MEDIENKUNST Robert F. Hammerstiel. Seit den Achtziger-Jahren bewegt er sich im Universum massengefertigter Waren und umkreist damit die langläufigen Vorstellungen vom trauten Heim. Von der Natur abgeschaut, aber weit praktischer und benutzerfreundlicher, werden diese Attrappen nach allen Richtlinien der Fotografie regelrecht porträtiert, mit dem Wissen, dass sie lange, bevor sie fotografisch abgebildet werden, eigentlich schon Abbilder sind.

In seinen fotografischen Arbeiten wird die Doppeldeutigkeit zum Kern der Aussage.

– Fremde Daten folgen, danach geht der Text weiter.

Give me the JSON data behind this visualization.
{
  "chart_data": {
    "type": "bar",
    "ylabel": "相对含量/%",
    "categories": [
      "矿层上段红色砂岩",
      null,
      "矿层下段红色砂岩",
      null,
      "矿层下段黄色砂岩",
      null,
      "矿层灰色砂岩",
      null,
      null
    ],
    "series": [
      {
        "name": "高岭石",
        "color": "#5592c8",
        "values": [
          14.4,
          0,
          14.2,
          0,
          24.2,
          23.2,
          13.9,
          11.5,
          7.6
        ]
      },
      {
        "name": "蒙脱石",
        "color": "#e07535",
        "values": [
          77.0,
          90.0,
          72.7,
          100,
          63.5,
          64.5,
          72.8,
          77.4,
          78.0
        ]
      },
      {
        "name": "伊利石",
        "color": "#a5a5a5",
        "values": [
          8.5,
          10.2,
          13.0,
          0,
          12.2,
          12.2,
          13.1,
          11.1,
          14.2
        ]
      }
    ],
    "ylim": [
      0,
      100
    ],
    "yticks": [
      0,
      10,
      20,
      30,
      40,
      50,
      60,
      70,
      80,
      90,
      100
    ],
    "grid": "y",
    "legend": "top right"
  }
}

MUSIK Bernd Richard Deutsch. Komponieren ist für ihn lebensnotwendig, es wird im „Kontinuum“ zum Lebensinhalt. Sein Werk ist geprägt von Individualismus, einer diffizilen, persönlichen musikalischen Sprache, die in Qualität und Diversität höchsten Kriterien standhält.

Die Werkliste reicht von Soli über Kammermusik bis zu Orchesterwerken, Multimedia- und Musiktheater. Sein Werk, das in Zusammenarbeit mit international renommierten Künstlern, qualitätsvolle (Ur-)Aufführungen erlebt, entspringt der Tradi tion, gelangt aber zu neuen Ufern.

VOLKSKULTUR Leopold Schabauer. Er war 1982 Gründer des Vereins I.N.K., der mit Veranstaltungen aus allen Genres an die Öffentlichkeit trat, sich dabei aber besonders um spartenübergreifende Ansätze bemühte.

I.N.K. beschäftigte sich nach ernüchternden Erlebnissen bei Fördergebern mit der Situation der Kulturinitiativen und erstellte dazu eine Studie, die kulturpolitisch wirksam wurde. Bis heute bestreitet I.N.K. bis zu zwanzig Veranstaltungen jährlich, aus den Bereichen Puppentheater, Musik, Literatur, bildende Kunst und Diskussionen.

SONDERPREIS ARCHÄOLOGIE Manfred Kandler. Besondere Verdienste erwarb er sich durch die Untersuchung eines der bedeutendsten Limesorte in Niederösterreich, seit 1968 widmete er sich besonders der Erforschung Carnuntums.

Zu den wichtigsten Ergebnissen dieses Forschungsaspekts zählen die Entdeckung des Forums der Zivilstadt sowie die Feststellung eines Erdbebens in Carnuntum. Manfred Kandler zählt zu den anerkanntesten Archäologen Österreichs und besten Kennern der römischen Vergangenheit Carnuntums.